Redevenons sérieux : demander aux élèves de s'orienter dès le collège est prématuré, sauf pour ceux qui ont une véritable vocation, ce qui est rare. Je dirai par facilité que je suis contre une orientation précoce et en faveur d'une entrée précoce de l'orientation dès l'école primaire. Si nous faisions ces choix dès maintenant, je suis certaine que nous aurions gagné une bataille, à moyens constants, dans la guerre contre les inégalités et surtout contre les préjugés qui existent à propos de certaines filières professionnelles.

Les recommandations visant à mieux associer les écoles supérieures du professorat et de l'éducation, les ESPE, au monde de l'entreprise me semble importantes pour accompagner cette mutation et accroître la connaissance mutuelle entre enseignants et entreprises.

Cette mixité doit encore être valorisée.

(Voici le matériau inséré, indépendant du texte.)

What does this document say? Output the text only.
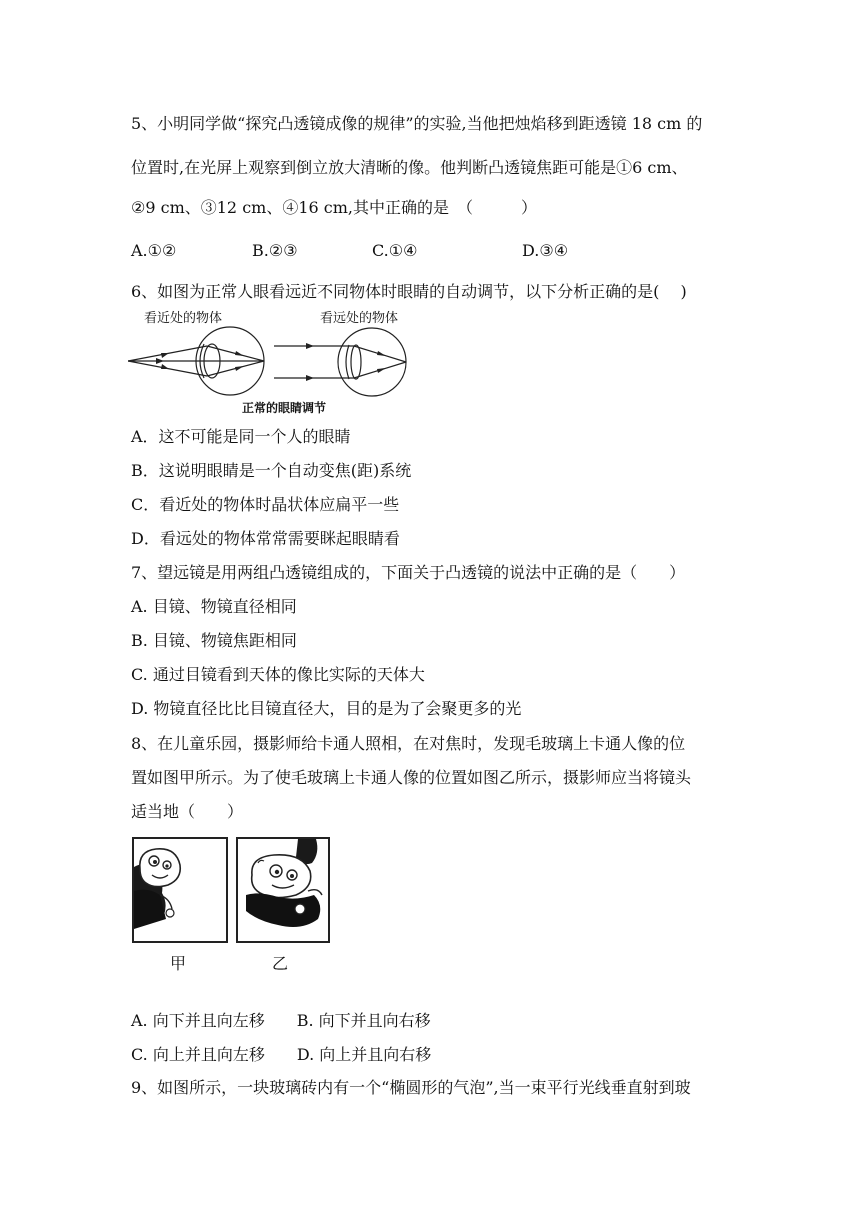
5、小明同学做“探究凸透镜成像的规律”的实验,当他把烛焰移到距透镜 18 cm 的
位置时,在光屏上观察到倒立放大清晰的像。他判断凸透镜焦距可能是①6 cm、
②9 cm、③12 cm、④16 cm,其中正确的是　（　　　）
A.①②	B.②③	C.①④	D.③④
6、如图为正常人眼看远近不同物体时眼睛的自动调节，以下分析正确的是(　 )
看近处的物体	看远处的物体
正常的眼睛调节
A．这不可能是同一个人的眼睛
B．这说明眼睛是一个自动变焦(距)系统
C．看近处的物体时晶状体应扁平一些
D．看远处的物体常常需要眯起眼睛看
7、望远镜是用两组凸透镜组成的，下面关于凸透镜的说法中正确的是（　　）
A. 目镜、物镜直径相同
B. 目镜、物镜焦距相同
C. 通过目镜看到天体的像比实际的天体大
D. 物镜直径比比目镜直径大，目的是为了会聚更多的光
8、在儿童乐园，摄影师给卡通人照相，在对焦时，发现毛玻璃上卡通人像的位
置如图甲所示。为了使毛玻璃上卡通人像的位置如图乙所示，摄影师应当将镜头
适当地（　　）
甲	乙
A. 向下并且向左移　　B. 向下并且向右移
C. 向上并且向左移　　D. 向上并且向右移
9、如图所示，一块玻璃砖内有一个“椭圆形的气泡”,当一束平行光线垂直射到玻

Je crois notamment à l'efficacité des actions concrètes, comme les ateliers de découverte des métiers dans les établissements scolaires, en relation avec les familles, les communes et le tissu économique local, comme je l'évoquais il y a quelques instants.

En conclusion, les membres du groupe du RDSE et moi-même nous sentons très concernés par ces questions et veillerons à ce que les recommandations présentées dans ce rapport ne restent pas lettre morte ! (Applaudissements sur les travées du groupe socialiste et républicain. – Mme la présidente de la commission de la culture et M. Claude Kern applaudissent également.)